The recent violent death of George Floyd in Minneapolis, USA, has re-ignited centuries-old anger over racial injustice both in the USA and elsewhere. His last words - ‘I can’t breathe’ – have become symbolic of the violent oppression of black people which goes back to the days of slavery.
An American problem, then? Perhaps not; two current TV series point elsewhere. Michael Portillo, tired of travelling the world’s railways in rainbow-coloured jackets, has become a soberly-dressed explorer of Britain’s colonial heritage. His C5 series on the British Empire has highlighted the often brutal and racist methods by which, having ruled the waves, Britannia settled and subdued India, much of Africa and eventually – into my lifetime – a quarter of the world’s surface. Portillo’s look at the Caribbean and its importance as the source of slave-produced sugar was shocking; similarly his account of the East India Company’s violent takeover of India.
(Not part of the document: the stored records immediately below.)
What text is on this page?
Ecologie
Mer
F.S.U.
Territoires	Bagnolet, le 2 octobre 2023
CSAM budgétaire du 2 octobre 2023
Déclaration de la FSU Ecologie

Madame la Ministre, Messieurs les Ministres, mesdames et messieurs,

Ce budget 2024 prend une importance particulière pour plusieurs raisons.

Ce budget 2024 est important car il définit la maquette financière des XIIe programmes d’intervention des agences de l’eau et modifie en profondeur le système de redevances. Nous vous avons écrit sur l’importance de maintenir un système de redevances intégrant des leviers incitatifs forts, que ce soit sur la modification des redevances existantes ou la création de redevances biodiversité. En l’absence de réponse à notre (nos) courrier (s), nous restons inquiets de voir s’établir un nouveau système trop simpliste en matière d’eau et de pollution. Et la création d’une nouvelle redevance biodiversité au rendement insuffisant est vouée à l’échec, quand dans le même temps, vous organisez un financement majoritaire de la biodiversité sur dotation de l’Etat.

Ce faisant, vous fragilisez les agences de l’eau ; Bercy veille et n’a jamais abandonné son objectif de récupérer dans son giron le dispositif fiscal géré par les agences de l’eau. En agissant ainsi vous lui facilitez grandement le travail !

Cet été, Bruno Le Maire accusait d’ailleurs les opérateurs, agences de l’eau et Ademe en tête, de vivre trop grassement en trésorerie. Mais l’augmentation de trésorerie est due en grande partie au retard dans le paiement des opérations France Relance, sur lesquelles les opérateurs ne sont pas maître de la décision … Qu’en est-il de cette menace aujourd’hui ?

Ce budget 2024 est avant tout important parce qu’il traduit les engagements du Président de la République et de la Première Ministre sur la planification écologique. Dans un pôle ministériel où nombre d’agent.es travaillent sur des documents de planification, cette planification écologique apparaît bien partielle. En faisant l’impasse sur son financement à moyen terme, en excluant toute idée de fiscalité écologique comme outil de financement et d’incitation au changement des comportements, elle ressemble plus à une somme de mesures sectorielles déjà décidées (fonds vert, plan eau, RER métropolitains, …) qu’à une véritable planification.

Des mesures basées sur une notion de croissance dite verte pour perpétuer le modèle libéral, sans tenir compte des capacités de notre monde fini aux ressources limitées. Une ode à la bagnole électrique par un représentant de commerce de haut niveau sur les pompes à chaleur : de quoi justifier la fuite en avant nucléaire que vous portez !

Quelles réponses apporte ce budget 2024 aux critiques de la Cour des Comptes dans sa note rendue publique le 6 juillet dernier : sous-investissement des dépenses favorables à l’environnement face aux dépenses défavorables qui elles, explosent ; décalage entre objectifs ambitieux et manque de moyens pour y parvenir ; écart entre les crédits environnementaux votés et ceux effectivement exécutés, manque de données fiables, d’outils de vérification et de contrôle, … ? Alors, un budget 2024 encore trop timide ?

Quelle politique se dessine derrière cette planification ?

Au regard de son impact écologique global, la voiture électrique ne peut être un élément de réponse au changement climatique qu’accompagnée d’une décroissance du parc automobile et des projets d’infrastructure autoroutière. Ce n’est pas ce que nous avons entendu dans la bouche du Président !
But a gentler presenter, David Olusago, in BBC2’s ‘A House Through Time’, has quietly illuminated how a modest, C18th Bristol town house built with the proceeds of the slave trade, makes clear that city’s dependence on slaving. No-one told me about that when I studied at the university there many years ago. Only now am I beginning to realise that the racial conflicts of the USA, rooted in racism, can be traced back to our forebears and their involvement in slavery. One prayer alone comes to mind: ‘Lord, have mercy.’